At Salon, Sarah Gray offers “10 amazing videos that show how humor can make a difference,”
Climate change, vaccination and evolution — each of these are things that the scientific establishment overwhelmingly agrees on. But the anti-intellectual fury of climate deniers, anti-vaxxers and creationists is such that any empirical consensus gets overshadowed.
I have a literary interest in the further development of satire. Perhaps the Salon writer is underselling the comedians by her presentation. Sorry, but people who can be funny aren’t in this kind of a dudgeon.
Humour is the cosmic banana peel. So the first law of humour is that dudgeon turns the comedian into the butt of the joke. Gray does not, for that matter, come off as a person who would know a joke if she heard one.
For better or worse, comedy has emerged as one of the most visible platforms for laying bare the insanity of anti-science reactionaries. Jon Stewart and his “Daily Show” correspondents, for example, have been scrutinizing such people for years, while John Oliver has emerged in recent months as a veritable pro-science powerhouse. Stephen Colbert has interviewed Neil deGrasse Tyson at least 10 times!
Ten times? Stewart should make the man his co-host. One wonders if he often features people who disagree with Tyson.

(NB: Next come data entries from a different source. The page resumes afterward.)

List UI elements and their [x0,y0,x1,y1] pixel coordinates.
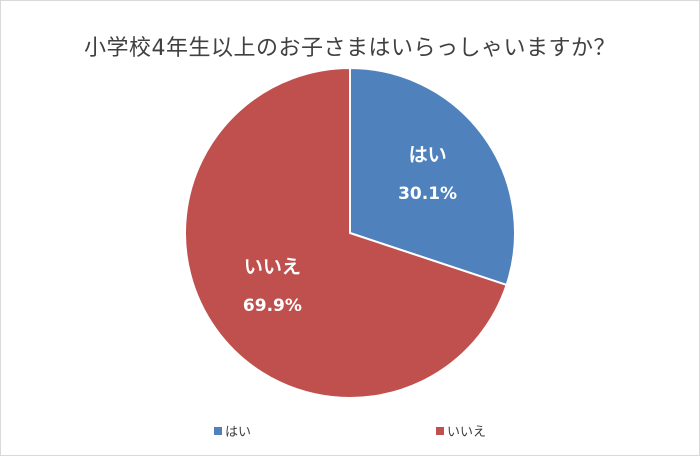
pie-slice-yes [349,66,516,287]
data-label-value-yes: 30.1% [398,184,457,204]
legend-label-yes: はい [225,425,252,440]
data-label-value-no: 69.9% [243,296,302,316]
legend-label-no: いいえ [447,425,487,440]
pie-slice-no [184,66,508,399]
legend-swatch-yes [214,426,222,435]
legend-item-yes: はい [214,421,251,440]
pie-labels: はい 30.1% いいえ 69.9% [243,144,457,316]
legend-swatch-no [436,426,444,435]
legend: はい いいえ [0,421,700,441]
data-label-category-yes: はい [409,144,447,166]
chart-title: 小学校4年生以上のお子さまはいらっしゃいますか？ [84,36,616,61]
legend-item-no: いいえ [436,421,486,440]
pie-slices [184,66,516,399]
data-label-category-no: いいえ [244,256,301,278]
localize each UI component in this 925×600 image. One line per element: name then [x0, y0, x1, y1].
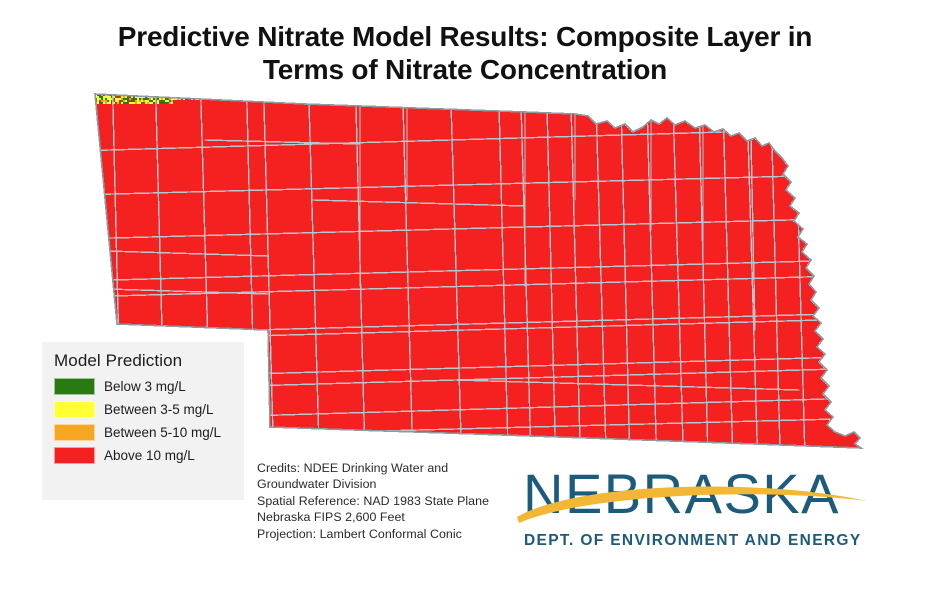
legend-swatch-yellow	[54, 401, 95, 418]
legend-label-5-10: Between 5-10 mg/L	[104, 424, 222, 440]
raster-class-3	[97, 94, 859, 448]
legend-label-above-10: Above 10 mg/L	[104, 447, 195, 463]
legend-panel: Model Prediction Below 3 mg/L Between 3-…	[42, 342, 244, 500]
legend-swatch-green	[54, 378, 95, 395]
logo-swoosh	[517, 486, 867, 523]
state-outline	[94, 93, 864, 449]
nebraska-dee-logo: NEBRASKA DEPT. OF ENVIRONMENT AND ENERGY	[505, 455, 875, 560]
legend-swatch-red	[54, 447, 95, 464]
raster-class-0	[95, 94, 195, 104]
nitrate-map	[55, 80, 875, 460]
legend-item-3-5: Between 3-5 mg/L	[54, 398, 244, 421]
page-title: Predictive Nitrate Model Results: Compos…	[117, 21, 813, 85]
credits-text: Credits: NDEE Drinking Water and Groundw…	[257, 461, 490, 541]
legend-label-3-5: Between 3-5 mg/L	[104, 401, 214, 417]
county-boundary-layer	[95, 94, 861, 448]
county-lines	[95, 94, 861, 448]
legend-title: Model Prediction	[54, 351, 183, 370]
legend-swatch-orange	[54, 424, 95, 441]
legend-label-below-3: Below 3 mg/L	[104, 378, 186, 394]
raster-class-2	[95, 94, 179, 104]
legend-item-above-10: Above 10 mg/L	[54, 444, 244, 467]
logo-canvas: NEBRASKA DEPT. OF ENVIRONMENT AND ENERGY	[517, 462, 867, 549]
map-canvas	[94, 93, 864, 449]
logo-tagline: DEPT. OF ENVIRONMENT AND ENERGY	[524, 532, 862, 549]
legend-item-5-10: Between 5-10 mg/L	[54, 421, 244, 444]
legend-item-below-3: Below 3 mg/L	[54, 375, 244, 398]
nitrate-raster-layer	[95, 94, 859, 448]
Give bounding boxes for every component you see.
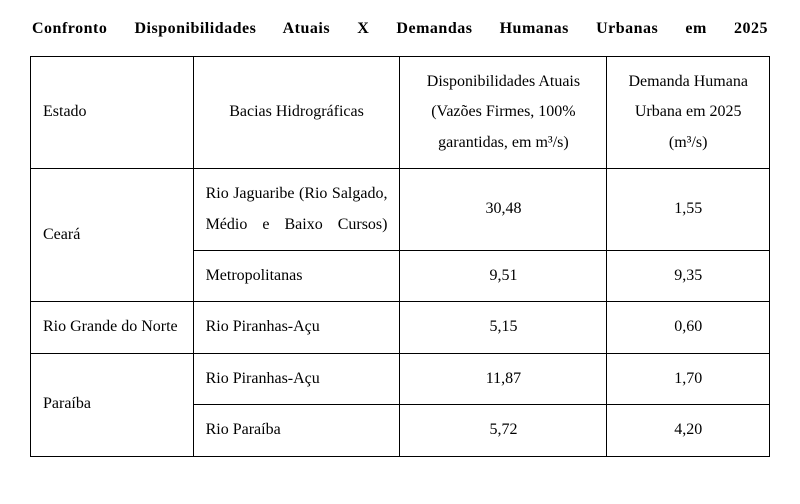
table-row: Paraíba Rio Piranhas-Açu 11,87 1,70 xyxy=(31,353,770,404)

There’s never been a shortage of qualified experts to debunk anti-science, but few have generated the kind of heat that comedians have of late. Perhaps is the viral-friendly nature of social media, or the intrinsic advantage that satire enjoys over the cut-and-dried recitation of facts. Whatever the case, let’s take a lesson from these witty minds. Below are 10 sterling examples of comedy as an antidote to science-denialism. More.
Gray offers no evidence that comedians have generated a lot of heat in these areas, though perhaps they have.
A potent satire demands that the satirist correctly understand the position he is sending up. If he despises his opponents too much to learn what they are actually saying, he would be wise to pick another topic. Otherwise, his audience may just as well be rows of mirrors. Some comics like that kind of audience, but if they are cause-oriented, they can forget reaching folk who are not already convinced. And then they are puzzled and angry when, year by year, most polls disappoint them.